OCCUPATIONAL AND ENVIRONMENTAL MEDICINE

[Use of cellular telephones and brain tumour risk in urban and rural areas Occup Environ Med 2005; 62: 390-4]

Newswise — Using a mobile phone in rural areas seems to pose a greater risk of developing brain tumours than it does in urban areas, suggests a Swedish study in Occupational and Environmental Medicine.

The findings are based on a sample of over 1400 adults aged between 20 and 80, living in the centre of Sweden. All of them had been diagnosed with a malignant or benign brain tumour between January 1997 and June 2000.

The group were compared with a similar number of healthy adults, matched for age and sex, and living in the same geographical area.

Daily mobile and cordless phone use was assessed, via questionnaire, which included a complete employment history.

How long users spent on the phone had little impact on the probability of being diagnosed with a brain tumour. But where they lived did make a difference for all phone types, and especially for mobile digital phones.

Residents of rural areas, who had been using a mobile digital phone for more than three years, were over three times as likely to be diagnosed with a brain tumour as those living in urban areas.

And digital mobile phone use for five years or more in a rural area quadrupled the risk compared with residency in urban areas.
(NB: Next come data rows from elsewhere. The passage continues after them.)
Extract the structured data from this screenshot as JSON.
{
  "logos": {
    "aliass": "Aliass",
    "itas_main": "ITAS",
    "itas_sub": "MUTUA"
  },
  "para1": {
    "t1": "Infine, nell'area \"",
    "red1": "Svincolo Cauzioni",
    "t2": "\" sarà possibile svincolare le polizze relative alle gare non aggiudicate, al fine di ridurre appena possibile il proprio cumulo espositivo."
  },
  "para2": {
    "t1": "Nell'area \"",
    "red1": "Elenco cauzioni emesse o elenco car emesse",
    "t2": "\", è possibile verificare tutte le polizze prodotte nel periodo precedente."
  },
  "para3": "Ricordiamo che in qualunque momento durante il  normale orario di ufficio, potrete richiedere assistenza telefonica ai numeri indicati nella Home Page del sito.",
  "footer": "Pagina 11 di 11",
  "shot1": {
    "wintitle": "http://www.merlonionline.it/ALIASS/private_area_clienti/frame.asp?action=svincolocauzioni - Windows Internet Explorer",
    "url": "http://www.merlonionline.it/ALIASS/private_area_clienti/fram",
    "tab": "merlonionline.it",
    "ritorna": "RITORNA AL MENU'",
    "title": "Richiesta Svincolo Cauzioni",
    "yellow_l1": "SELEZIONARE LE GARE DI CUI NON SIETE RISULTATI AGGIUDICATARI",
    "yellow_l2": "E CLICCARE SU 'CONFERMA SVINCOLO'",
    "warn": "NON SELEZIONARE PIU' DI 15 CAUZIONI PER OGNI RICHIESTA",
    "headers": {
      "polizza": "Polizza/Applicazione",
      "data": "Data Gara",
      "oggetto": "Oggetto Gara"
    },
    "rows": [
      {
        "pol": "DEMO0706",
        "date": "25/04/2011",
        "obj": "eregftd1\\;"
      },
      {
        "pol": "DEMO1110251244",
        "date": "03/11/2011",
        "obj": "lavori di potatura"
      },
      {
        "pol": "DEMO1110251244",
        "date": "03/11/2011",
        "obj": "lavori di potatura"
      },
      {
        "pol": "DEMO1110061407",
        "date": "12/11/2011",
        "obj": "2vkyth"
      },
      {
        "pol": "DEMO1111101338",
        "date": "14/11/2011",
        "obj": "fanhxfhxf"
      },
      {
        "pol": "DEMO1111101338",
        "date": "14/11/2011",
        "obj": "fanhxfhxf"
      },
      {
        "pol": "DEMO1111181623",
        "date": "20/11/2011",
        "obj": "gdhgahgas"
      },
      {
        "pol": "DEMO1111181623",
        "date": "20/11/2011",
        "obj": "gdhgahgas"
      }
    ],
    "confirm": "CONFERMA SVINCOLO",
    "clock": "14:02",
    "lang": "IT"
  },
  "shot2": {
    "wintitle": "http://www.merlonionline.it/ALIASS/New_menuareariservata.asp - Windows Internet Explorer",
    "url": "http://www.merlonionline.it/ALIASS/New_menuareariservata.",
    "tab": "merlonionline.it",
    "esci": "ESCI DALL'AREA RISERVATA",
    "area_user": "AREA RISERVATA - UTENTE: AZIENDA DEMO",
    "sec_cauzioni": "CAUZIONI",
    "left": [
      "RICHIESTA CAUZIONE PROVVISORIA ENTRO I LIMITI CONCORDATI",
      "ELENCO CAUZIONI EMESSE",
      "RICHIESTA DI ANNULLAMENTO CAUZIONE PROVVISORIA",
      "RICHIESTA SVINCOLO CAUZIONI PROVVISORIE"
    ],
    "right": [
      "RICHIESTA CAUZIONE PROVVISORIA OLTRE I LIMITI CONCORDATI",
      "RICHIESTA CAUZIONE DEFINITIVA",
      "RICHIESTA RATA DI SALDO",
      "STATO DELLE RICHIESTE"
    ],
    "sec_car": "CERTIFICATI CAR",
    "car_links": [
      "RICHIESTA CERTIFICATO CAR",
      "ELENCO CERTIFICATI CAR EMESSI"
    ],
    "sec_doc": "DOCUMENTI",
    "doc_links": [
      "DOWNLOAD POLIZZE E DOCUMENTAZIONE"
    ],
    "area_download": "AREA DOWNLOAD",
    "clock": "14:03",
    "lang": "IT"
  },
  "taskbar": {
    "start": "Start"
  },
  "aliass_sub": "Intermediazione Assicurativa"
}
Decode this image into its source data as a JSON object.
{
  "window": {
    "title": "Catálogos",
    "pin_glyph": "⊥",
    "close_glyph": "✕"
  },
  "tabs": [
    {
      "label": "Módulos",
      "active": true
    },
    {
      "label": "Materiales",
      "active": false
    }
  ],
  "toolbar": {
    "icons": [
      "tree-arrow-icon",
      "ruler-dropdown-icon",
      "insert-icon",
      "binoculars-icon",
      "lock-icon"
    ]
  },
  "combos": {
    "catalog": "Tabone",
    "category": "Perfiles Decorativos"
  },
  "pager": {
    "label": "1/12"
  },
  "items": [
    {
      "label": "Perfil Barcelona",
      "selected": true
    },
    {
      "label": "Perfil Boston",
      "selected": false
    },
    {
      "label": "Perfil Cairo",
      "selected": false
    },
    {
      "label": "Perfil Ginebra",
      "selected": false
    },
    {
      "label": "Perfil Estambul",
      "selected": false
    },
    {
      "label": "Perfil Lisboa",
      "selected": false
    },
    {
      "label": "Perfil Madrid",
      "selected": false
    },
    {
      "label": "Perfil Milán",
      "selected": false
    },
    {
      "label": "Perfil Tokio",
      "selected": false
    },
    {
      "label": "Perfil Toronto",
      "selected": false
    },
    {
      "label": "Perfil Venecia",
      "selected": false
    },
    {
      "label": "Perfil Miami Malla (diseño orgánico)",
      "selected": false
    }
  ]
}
For malignant brain tumours, the risk was eight times as high for those living in a rural area, but the numbers were small, caution the authors. No such effect was seen for analogue or cordless phones.

The authors reiterate that there is a difference in power output between mobile phones in urban and rural areas. This is because base stations tend to be much further apart in rural areas, requiring a higher signal intensity to compensate.

The compensatory system, known as the adaptive power control or APC, is used for mobile phone (GSM) networks.